例えば、院長と私の間で「クリニックの売上5億を目指す」と考案し、そのまま現場のスタッフに伝えても全く響かないでしょう。私の職場のクリニックは人気でなかなか予約が取れません、「分院を作れば、今困ってる患者さんを助けられる」と言い換えたりできます。「売上5億」という言葉は一切口にせずに、クリニックの数を増やして売上を伸ばせます。
他にも「医師とスタッフを増員して分院を作ろう」ではなく、「クリニックで効率化を図っても、困っている患者さんがまだまだいるので、分院を作ります」という言い方もできますね。
クリニック運営を円滑に進めるための「院長と事務長の関係性」の理想の形を教えてください
基盤にあるのは院長との信頼関係。何でも言い合える間柄を目指す。
院長と事務長の間には、信頼関係が構築されていることが重要です。お互い違う人間であれば視点や立場も異なるので、違う考え方をすることもあるでしょう。そこをどのように真ん中で折り合いをつけるかが、事務長の資質だと考えています。院長の提案に否定ばかりすれば、人間関係も悪くなりますし、肯定ばかりなら、やるべきことができなくなってしまいます。
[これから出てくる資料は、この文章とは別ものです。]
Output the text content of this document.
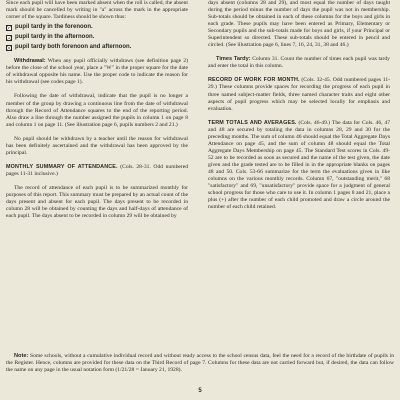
Since each pupil will have been marked absent when the roll is called, the absent mark should be cancelled by writing in "a" across the mark in the appropriate corner of the square. Tardiness should be shown thus:

pupil tardy in the forenoon.
pupil tardy in the afternoon.
pupil tardy both forenoon and afternoon.

Withdrawal: When any pupil officially withdraws (see definition page 2) before the close of the school year, place a "W" in the proper square for the date of withdrawal opposite his name. Use the proper code to indicate the reason for his withdrawal (see codes page 1).

Following the date of withdrawal, indicate that the pupil is no longer a member of the group by drawing a continuous line from the date of withdrawal through the Record of Attendance squares to the end of the reporting period. Also draw a line through the number assigned the pupils in column 1 on page 8 and column 1 on page 11. (See illustration page 6, pupils numbers 2 and 21.)

No pupil should be withdrawn by a teacher until the reason for withdrawal has been definitely ascertained and the withdrawal has been approved by the principal.

MONTHLY SUMMARY OF ATTENDANCE. (Cols. 28-31. Odd numbered pages 11-31 inclusive.)

The record of attendance of each pupil is to be summarized monthly for purposes of this report. This summary must be prepared by an actual count of the days present and absent for each pupil. The days present to be recorded in column 28 will be obtained by counting the days and half-days of attendance of each pupil. The days absent to be recorded in column 29 will be obtained by

days absent (columns 28 and 29), and most equal the number of days taught during the period minus the number of days the pupil was not in membership. Sub-totals should be obtained in each of these columns for the boys and girls in each grade. These pupils may have been entered as Primary, Elementary or Secondary pupils and the sub-totals made for boys and girls, if your Principal or Superintendent so directed. These sub-totals should be entered in pencil and circled. (See illustration page 6, lines 7, 16, 24, 31, 38 and 46.)

Times Tardy: Column 31. Count the number of times each pupil was tardy and enter the total in this column.

RECORD OF WORK FOR MONTH. (Cols. 32-45. Odd numbered pages 11-29.) These columns provide spaces for recording the progress of each pupil in three named subject-matter fields, three named character traits and eight other aspects of pupil progress which may be selected locally for emphasis and evaluation.

TERM TOTALS AND AVERAGES. (Cols. 46-49.) The data for Cols. 46, 47 and 48 are secured by totaling the data in columns 28, 29 and 30 for the preceding months. The sum of column 46 should equal the Total Aggregate Days Attendance on page 45, and the sum of column 48 should equal the Total Aggregate Days Membership on page 45. The Standard Test scores in Cols. 49-52 are to be recorded as soon as secured and the name of the test given, the date given and the grade tested are to be filled in in the appropriate blanks on pages 48 and 50. Cols. 53-66 summarize for the term the evaluations given in like columns on the various monthly records. Column 67, "outstanding merit," 68 "satisfactory" and 69, "unsatisfactory" provide space for a judgment of general school progress for those who care to use it. In column 1 pages 8 and 21, place a plus (+) after the number of each child promoted and draw a circle around the number of each child retained.

Note: Some schools, without a cumulative individual record and without ready access to the school census data, feel the need for a record of the birthdate of pupils in the Register. Hence, columns are provided for these data on the Third Record of page 7. Columns for these data are not carried forward but, if desired, the data can follow the name on any page in the usual notation form (1/21/28 = January 21, 1928).

5
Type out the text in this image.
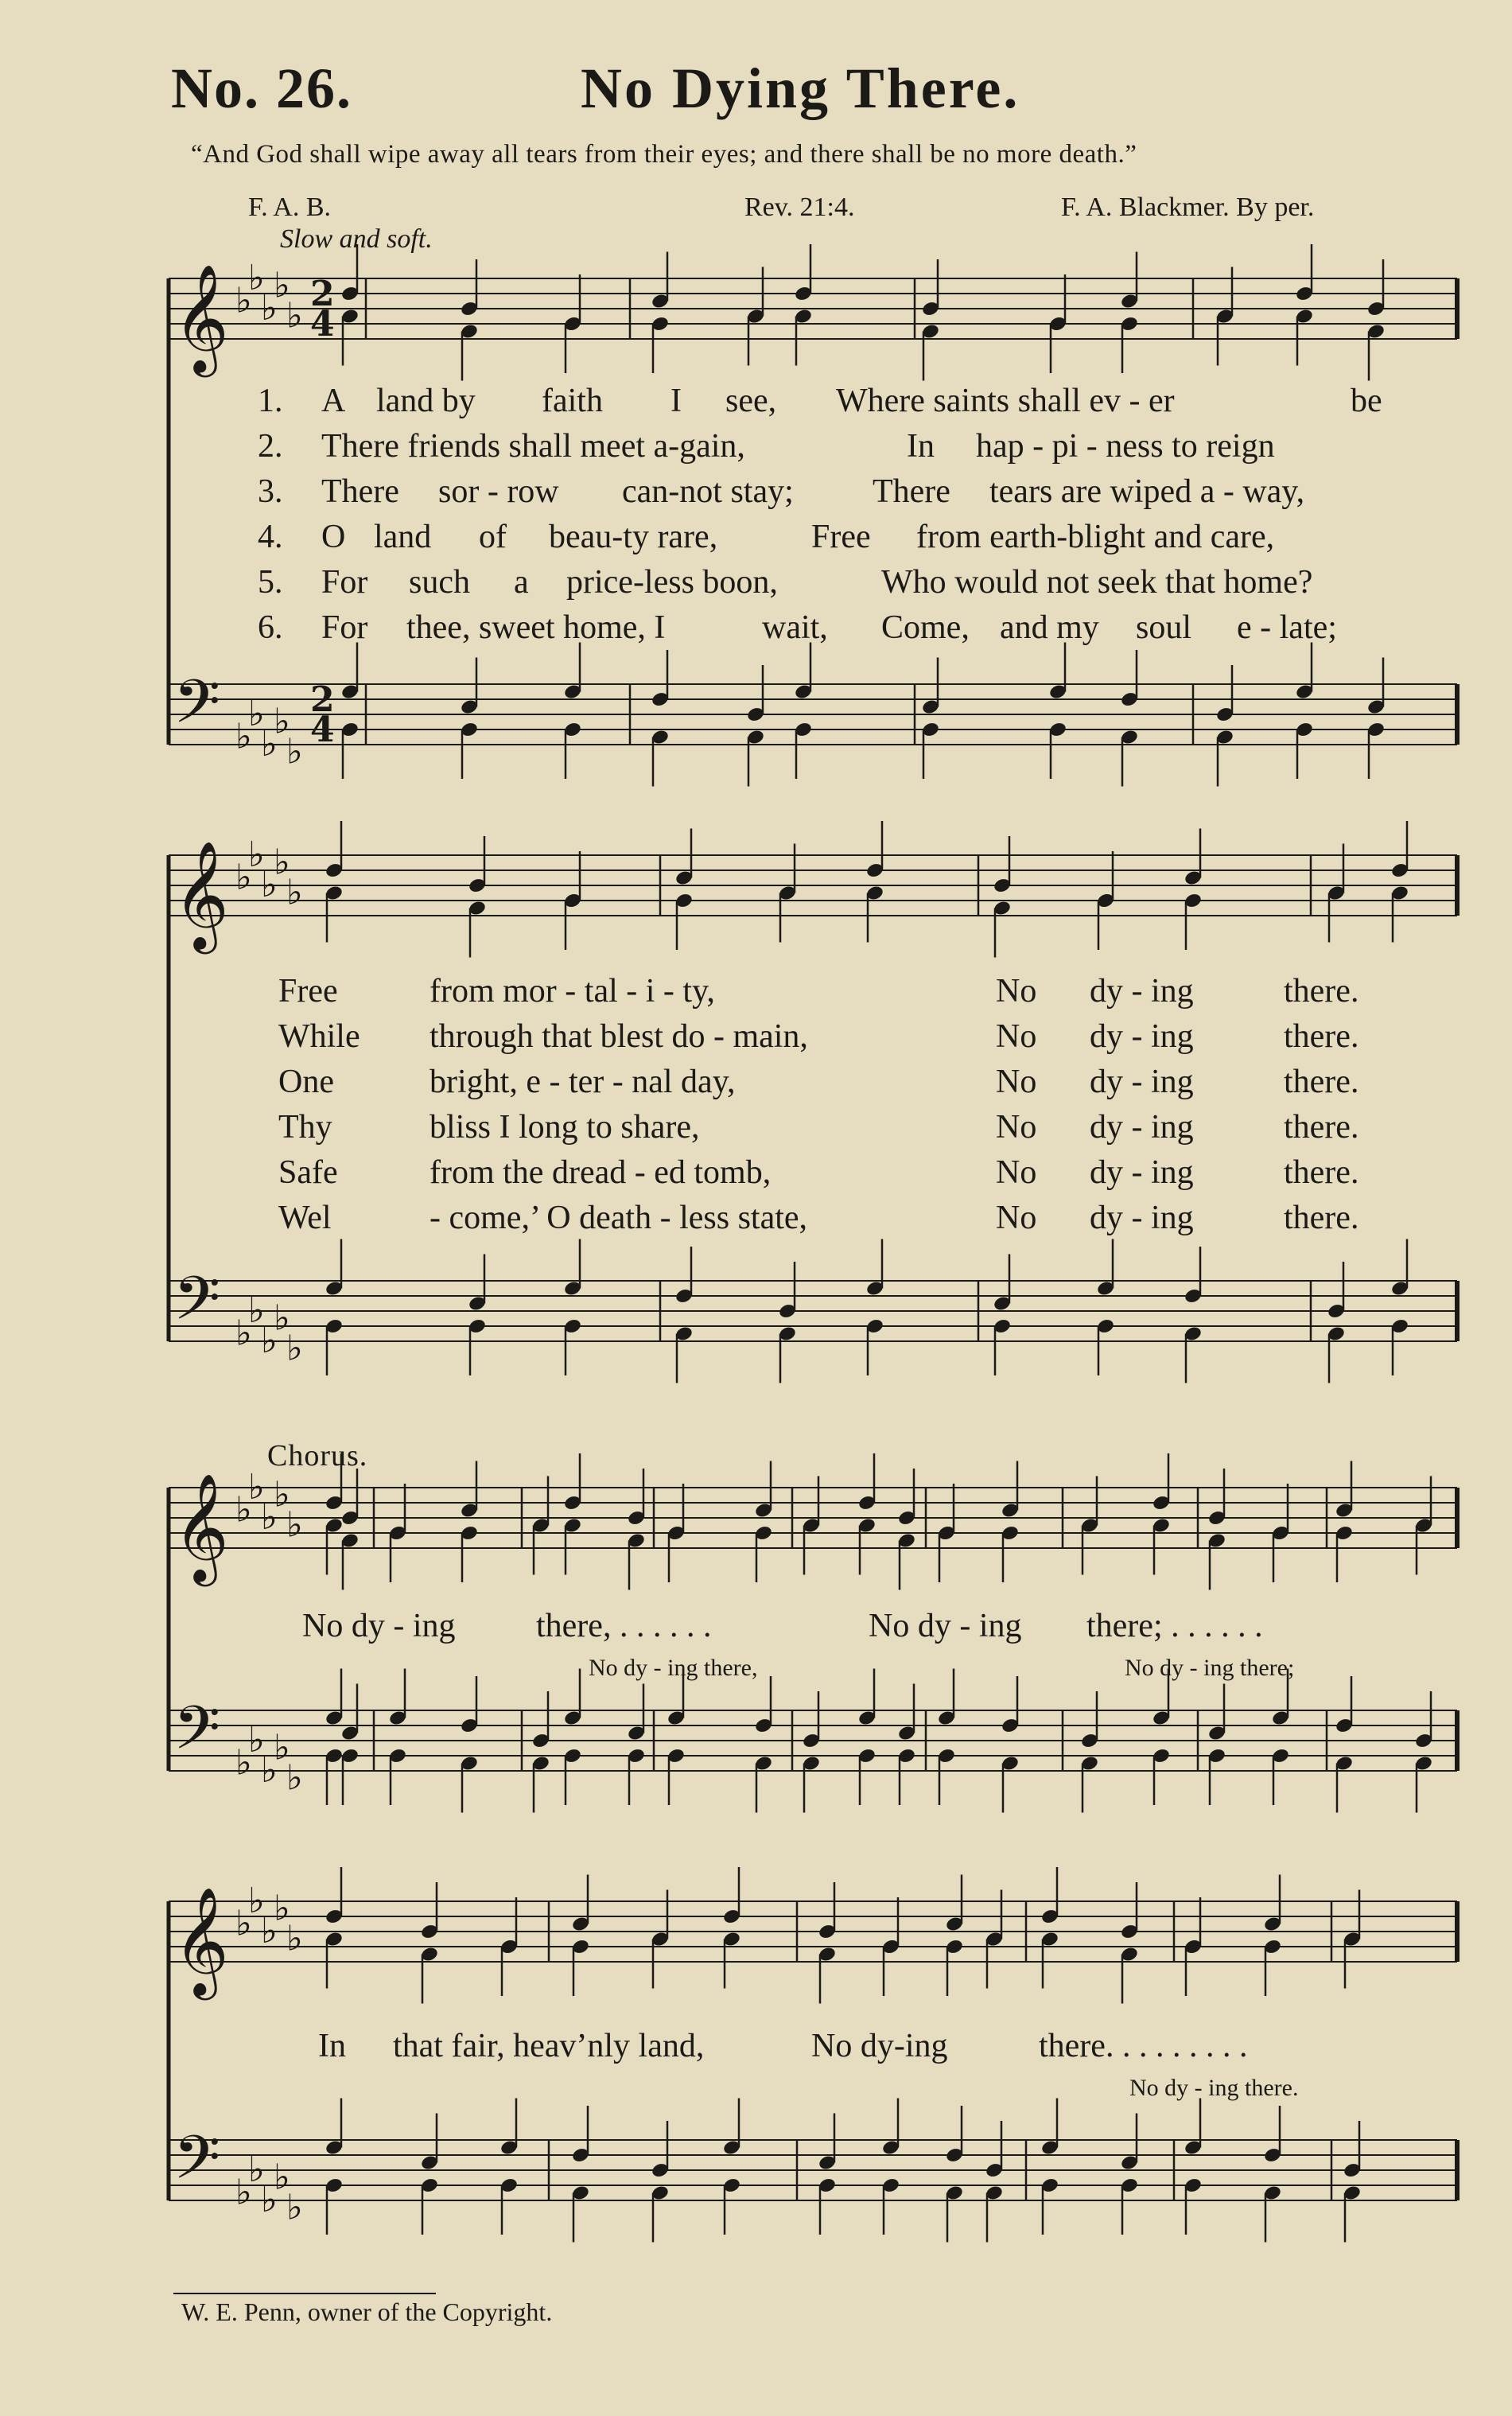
No. 26.	No Dying There.
“And God shall wipe away all tears from their eyes; and there shall be no more death.”
F. A. B.	Rev. 21:4.	F. A. Blackmer. By per.
Slow and soft.
𝄞 ♭
♭
♭
♭
♭
𝄢 ♭
♭
♭
♭
♭
𝄞 ♭
♭
♭
♭
♭
𝄢 ♭
♭
♭
♭
♭
𝄞 ♭
♭
♭
♭
♭
𝄢 ♭
♭
♭
♭
♭
𝄞 ♭
♭
♭
♭
♭
𝄢 ♭
♭
♭
♭
♭
2
4
2
4
1. A land by faith I see, Where saints shall ev - er	be
2. There friends shall meet a-gain,	In hap - pi - ness to reign
3. There sor - row can-not stay; There tears are wiped a - way,
4. O land of beau-ty rare,	Free from earth-blight and care,
5. For such a price-less boon,	Who would not seek that home?
6. For thee, sweet home, I	wait, Come, and my soul e - late;
Free	from mor - tal - i - ty,	No dy - ing	there.
While through that blest do - main,	No dy - ing	there.
One	bright, e - ter - nal day,	No dy - ing	there.
Thy	bliss I long to share,	No dy - ing	there.
Safe	from the dread - ed tomb,	No dy - ing	there.
Wel	- come,’ O death - less state,	No dy - ing	there.
Chorus.
No dy - ing there, . . . . . .	No dy - ing there; . . . . . .
No dy - ing there,	No dy - ing there;
In that fair, heav’nly land,	No dy-ing	there. . . . . . . . .
No dy - ing there.
W. E. Penn, owner of the Copyright.
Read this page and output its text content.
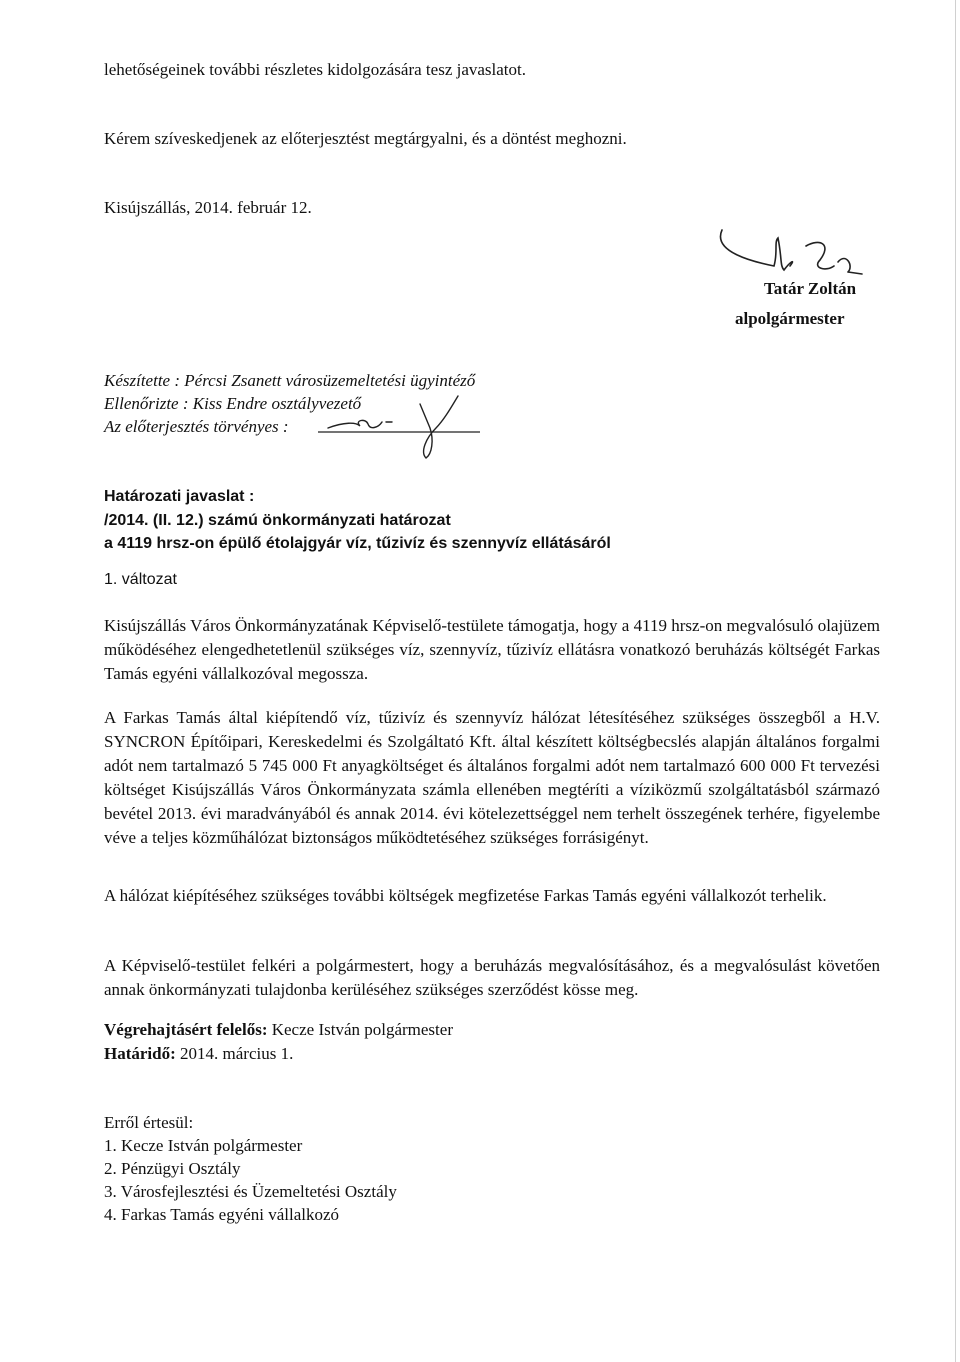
lehetőségeinek további részletes kidolgozására tesz javaslatot.

Kérem szíveskedjenek az előterjesztést megtárgyalni, és a döntést meghozni.

Kisújszállás, 2014. február 12.

Tatár Zoltán
alpolgármester

Készítette : Pércsi Zsanett városüzemeltetési ügyintéző

Ellenőrizte : Kiss Endre osztályvezető

Az előterjesztés törvényes :

Határozati javaslat :

/2014. (II. 12.) számú önkormányzati határozat

a 4119 hrsz-on épülő étolajgyár víz, tűzivíz és szennyvíz ellátásáról

1. változat

Kisújszállás Város Önkormányzatának Képviselő-testülete támogatja, hogy a 4119 hrsz-on megvalósuló olajüzem működéséhez elengedhetetlenül szükséges víz, szennyvíz, tűzivíz ellátásra vonatkozó beruházás költségét Farkas Tamás egyéni vállalkozóval megossza.

A Farkas Tamás által kiépítendő víz, tűzivíz és szennyvíz hálózat létesítéséhez szükséges összegből a H.V. SYNCRON Építőipari, Kereskedelmi és Szolgáltató Kft. által készített költségbecslés alapján általános forgalmi adót nem tartalmazó 5 745 000 Ft anyagköltséget és általános forgalmi adót nem tartalmazó 600 000 Ft tervezési költséget Kisújszállás Város Önkormányzata számla ellenében megtéríti a víziközmű szolgáltatásból származó bevétel 2013. évi maradványából és annak 2014. évi kötelezettséggel nem terhelt összegének terhére, figyelembe véve a teljes közműhálózat biztonságos működtetéséhez szükséges forrásigényt.

A hálózat kiépítéséhez szükséges további költségek megfizetése Farkas Tamás egyéni vállalkozót terhelik.

A Képviselő-testület felkéri a polgármestert, hogy a beruházás megvalósításához, és a megvalósulást követően annak önkormányzati tulajdonba kerüléséhez szükséges szerződést kösse meg.

Végrehajtásért felelős: Kecze István polgármester

Határidő: 2014. március 1.

Erről értesül:

1. Kecze István polgármester

2. Pénzügyi Osztály

3. Városfejlesztési és Üzemeltetési Osztály

4. Farkas Tamás egyéni vállalkozó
院長と事務長はお互いにバランスを取りながら、きちんと議論すべきですが、2人の間に尊敬や信頼の気持ちがあるからこそ、話し合いが成り立つわけです。議論が終わったら、仕事帰りに2人でお酒を飲みに行けるような関係性が理想的ですね。
プロフィール
医療法人社団ワッフル 事務長
株式会社ひとのえん 代表取締役
松田 邦彦氏
前職では一部上場企業のコールセンター運営に従事していました。営利を求める仕事スタイルに疑問を持つようになり、8年半前に医療業界へ転職。転職先では医療法人梅華会の構築に奮闘し、現職に至ります。
自社の活動としてドクターマネジメントや医療経営を実施しています。クリニックにおける事務長の存在価値の啓蒙や、事務長からなるコミュニティ「クリニックマネジメントコンソーシアム」を立ち上げ、情報交換の場を提供や質の向上にも注力しています。現在は、事務長の存在価値の見える化を目指して、書籍出版を準備中です。